L’assassinat de Chokri Belaïd, figure de l’opposition, a plongé la Tunisie dans la crise la plus grave depuis la chute du président Ben Ali en janvier 2011. Bien que les coupables et leurs mobiles n’aient pas encore été identifiés, les soupçons ont rapidement pesé sur des individus proches de la mouvance salafiste. Fondées ou non, ces suspicions ont une fois de plus projeté ce courant sur le devant de la scène. Nombre de non-islamistes sont convaincus du danger qu’ils incarnent. Pire, certains estiment souvent que, nonobstant leur différends, salafistes et membres d’An-Nahda, le parti islamiste au pouvoir, font cause commune. Alors que le pays se polarise et que le Maghreb entre dans une période d’incertitude, l’heure est à des réponses différenciées à des problèmes disparates : réponse sociale à la marginalisation de jeunes qui trouvent dans le salafisme et, parfois, la violence, des exutoires faciles ; réponse idéologique au flou qui caractérise l’orientation d’An-Nahda et l’identité religieuse du pays ; et réponse sécuritaire aux menaces jihadistes qu’il ne faut ni ignorer ni exagérer.

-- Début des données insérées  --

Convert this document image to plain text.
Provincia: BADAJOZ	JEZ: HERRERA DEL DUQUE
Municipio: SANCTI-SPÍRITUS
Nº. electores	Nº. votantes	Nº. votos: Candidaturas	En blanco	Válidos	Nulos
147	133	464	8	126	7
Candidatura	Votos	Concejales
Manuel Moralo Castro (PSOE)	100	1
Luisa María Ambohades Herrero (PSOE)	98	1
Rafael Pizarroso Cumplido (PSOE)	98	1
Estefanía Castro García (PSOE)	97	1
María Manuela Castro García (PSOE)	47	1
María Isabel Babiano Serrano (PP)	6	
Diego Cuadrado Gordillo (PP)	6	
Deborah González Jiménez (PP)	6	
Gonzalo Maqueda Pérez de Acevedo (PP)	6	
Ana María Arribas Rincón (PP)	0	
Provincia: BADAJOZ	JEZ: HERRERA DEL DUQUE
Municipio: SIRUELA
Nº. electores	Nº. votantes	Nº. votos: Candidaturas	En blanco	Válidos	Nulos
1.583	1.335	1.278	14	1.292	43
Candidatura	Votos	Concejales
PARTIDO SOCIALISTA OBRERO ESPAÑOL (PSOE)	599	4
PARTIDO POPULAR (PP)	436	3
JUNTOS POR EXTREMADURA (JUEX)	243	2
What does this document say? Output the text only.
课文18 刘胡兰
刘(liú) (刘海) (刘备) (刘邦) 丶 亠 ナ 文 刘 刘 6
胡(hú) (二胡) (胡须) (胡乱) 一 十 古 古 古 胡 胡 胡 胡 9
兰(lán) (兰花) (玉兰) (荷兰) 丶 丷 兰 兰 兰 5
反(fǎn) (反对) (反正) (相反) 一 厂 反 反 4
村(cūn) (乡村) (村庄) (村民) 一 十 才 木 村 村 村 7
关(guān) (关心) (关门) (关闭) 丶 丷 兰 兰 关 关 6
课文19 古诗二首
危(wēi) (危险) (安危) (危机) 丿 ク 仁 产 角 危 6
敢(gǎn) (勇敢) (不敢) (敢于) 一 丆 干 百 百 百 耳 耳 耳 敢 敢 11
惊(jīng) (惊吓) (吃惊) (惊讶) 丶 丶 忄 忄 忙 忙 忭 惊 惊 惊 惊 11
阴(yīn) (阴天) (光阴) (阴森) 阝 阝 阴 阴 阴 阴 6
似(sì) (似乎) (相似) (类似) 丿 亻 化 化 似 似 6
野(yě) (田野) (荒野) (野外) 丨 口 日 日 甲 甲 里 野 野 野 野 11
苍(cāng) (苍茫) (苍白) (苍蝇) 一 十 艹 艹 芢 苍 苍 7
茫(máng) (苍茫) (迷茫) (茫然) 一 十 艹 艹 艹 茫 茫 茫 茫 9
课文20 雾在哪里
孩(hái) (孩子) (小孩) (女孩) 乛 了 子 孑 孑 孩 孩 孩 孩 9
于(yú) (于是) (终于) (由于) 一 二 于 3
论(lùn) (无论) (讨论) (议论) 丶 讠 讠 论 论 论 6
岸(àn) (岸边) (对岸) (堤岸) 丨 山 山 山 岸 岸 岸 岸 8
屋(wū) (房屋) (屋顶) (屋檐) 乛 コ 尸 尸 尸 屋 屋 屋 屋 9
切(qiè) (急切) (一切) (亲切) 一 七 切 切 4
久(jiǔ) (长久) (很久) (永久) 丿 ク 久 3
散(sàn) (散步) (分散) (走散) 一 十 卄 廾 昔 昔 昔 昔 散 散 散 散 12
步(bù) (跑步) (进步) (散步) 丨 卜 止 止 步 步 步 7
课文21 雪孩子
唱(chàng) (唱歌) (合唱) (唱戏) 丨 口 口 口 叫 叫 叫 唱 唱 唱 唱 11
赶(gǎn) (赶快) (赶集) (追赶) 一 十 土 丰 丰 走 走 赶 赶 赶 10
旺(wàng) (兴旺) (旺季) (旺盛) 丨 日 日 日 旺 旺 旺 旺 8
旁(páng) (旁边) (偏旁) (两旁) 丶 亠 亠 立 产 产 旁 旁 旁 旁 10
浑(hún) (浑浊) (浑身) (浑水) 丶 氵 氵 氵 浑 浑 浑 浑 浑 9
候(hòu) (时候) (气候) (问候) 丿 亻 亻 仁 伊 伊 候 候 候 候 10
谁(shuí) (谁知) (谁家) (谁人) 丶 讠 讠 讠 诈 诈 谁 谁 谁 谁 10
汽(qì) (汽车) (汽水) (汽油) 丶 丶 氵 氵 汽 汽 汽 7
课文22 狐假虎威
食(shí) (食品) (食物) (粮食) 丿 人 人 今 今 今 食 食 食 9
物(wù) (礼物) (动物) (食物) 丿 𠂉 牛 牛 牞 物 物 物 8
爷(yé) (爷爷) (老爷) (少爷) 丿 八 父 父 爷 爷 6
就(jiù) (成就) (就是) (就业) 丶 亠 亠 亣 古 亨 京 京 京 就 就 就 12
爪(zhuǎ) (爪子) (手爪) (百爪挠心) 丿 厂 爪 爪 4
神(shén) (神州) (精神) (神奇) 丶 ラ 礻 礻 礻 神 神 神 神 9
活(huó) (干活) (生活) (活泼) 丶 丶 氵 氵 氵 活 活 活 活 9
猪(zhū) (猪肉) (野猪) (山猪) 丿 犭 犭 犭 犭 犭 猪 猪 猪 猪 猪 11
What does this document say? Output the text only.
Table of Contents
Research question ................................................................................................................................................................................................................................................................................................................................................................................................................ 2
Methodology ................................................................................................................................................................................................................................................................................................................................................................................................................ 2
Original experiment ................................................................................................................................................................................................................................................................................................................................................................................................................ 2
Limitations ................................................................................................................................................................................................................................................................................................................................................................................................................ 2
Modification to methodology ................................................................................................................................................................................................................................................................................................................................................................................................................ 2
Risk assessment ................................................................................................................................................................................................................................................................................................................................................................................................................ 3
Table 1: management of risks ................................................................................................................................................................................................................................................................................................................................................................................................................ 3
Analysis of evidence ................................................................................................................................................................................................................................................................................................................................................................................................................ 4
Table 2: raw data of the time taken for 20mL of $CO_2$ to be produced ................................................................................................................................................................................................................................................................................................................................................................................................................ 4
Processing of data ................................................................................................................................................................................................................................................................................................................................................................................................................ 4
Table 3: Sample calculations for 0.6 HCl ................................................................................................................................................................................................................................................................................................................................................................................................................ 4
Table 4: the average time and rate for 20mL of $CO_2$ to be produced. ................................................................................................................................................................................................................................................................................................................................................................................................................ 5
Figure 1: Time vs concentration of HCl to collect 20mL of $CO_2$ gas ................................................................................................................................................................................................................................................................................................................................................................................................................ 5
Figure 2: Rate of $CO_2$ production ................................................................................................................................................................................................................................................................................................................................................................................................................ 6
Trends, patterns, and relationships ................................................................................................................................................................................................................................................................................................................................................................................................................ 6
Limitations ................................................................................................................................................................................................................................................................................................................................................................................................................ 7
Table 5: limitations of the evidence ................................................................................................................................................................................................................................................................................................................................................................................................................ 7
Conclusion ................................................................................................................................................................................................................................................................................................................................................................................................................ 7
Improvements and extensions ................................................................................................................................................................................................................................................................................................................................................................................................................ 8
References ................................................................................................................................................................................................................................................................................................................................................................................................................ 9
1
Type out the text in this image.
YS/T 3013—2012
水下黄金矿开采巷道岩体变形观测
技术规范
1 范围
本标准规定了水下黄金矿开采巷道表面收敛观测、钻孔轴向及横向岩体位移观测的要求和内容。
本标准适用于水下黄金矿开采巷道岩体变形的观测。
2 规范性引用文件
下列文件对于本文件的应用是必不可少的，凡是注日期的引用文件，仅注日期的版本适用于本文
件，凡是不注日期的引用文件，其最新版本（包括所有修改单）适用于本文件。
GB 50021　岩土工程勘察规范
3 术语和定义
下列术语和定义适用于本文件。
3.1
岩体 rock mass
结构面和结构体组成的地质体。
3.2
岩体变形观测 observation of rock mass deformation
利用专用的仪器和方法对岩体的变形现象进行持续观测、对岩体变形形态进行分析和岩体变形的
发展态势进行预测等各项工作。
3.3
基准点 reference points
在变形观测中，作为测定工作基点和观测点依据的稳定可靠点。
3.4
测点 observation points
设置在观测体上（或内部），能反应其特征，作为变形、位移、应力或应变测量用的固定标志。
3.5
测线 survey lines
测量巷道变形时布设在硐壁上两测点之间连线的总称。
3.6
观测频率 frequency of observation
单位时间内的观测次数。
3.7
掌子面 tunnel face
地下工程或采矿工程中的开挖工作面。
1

Comme ailleurs dans le monde arabe, le phénomène salafiste – à la fois sa composante dite scientifique, forme d’islamisme plutôt quiétiste qui préconise l’immer­sion des fidèles dans les textes sacrés, et sa composante jihadiste, qui prône traditionnellement la résistance armée face aux forces non musulmanes – prend de l’ampleur depuis quelques temps. Il connait ses premières avancées sous le régime autoritaire de Ben Ali en réaction à la répression subie par les forces islamistes en général et An-Nahda en particulier. Une nouvelle génération de jeunes islamistes qui ne connait pas bien An-Nahda et se fascine pour l’imaginaire de la résistance tchétchène, irakienne ou afghane voit alors le jour.

Le soulèvement de 2010-2011 change la donne, ouvrant des perspectives nouvelles. Les salafistes-scientifiques plutôt discrets et loyalistes sous Ben Ali diffusent désormais avec vigueur leurs idées rigoristes à travers l’action associative et exercent une pression religieuse sur An-Nahda en préconisant notamment l’inscription de la Charia dans la constitution. Quant aux salafistes-jihadistes, ils soutiennent et recrutent parfois pour la lutte armée à l’étranger – en particulier en Syrie – mais affirment renoncer à la violence en Tunisie. Leur pays n’est plus selon eux terre de jihad, mais une terre de prédication au sein de laquelle il faut s’enraciner de manière pacifique, profitant du désordre et des zones de non-droit qui tendent à s’y développer pour promouvoir la loi islamique. Les appréhensions des non-islamistes montent, nombre d’entre eux accusant An-Nahda de connivence avec ces salafistes, le soupçonnant d’avoir un agenda religieux qui ne s’en distingue guère.

Pour l’instant, malgré la chute de l’ancien régime, le vide sécuritaire, les problèmes économiques, les grèves et mouvements de protestation de tout ordre, la libération et le retour d’exil des jihadistes, la Tunisie n’a pour l’instant connu ni conflit armé, ni violences d’ampleur, ni attentat terroriste majeur. La plupart des attaques et agressions salafistes, dont la plus marquante est l’attaque contre l’ambassade américaine le 14 septembre 2012, ont été plus spectaculaires que mortelles. Le pire a été évité en partie grâce à la réponse prudente d’An-Nahda aux expressions religieuses radicales, laquelle relève tant du dialogue, de la persuasion que de la cooptation.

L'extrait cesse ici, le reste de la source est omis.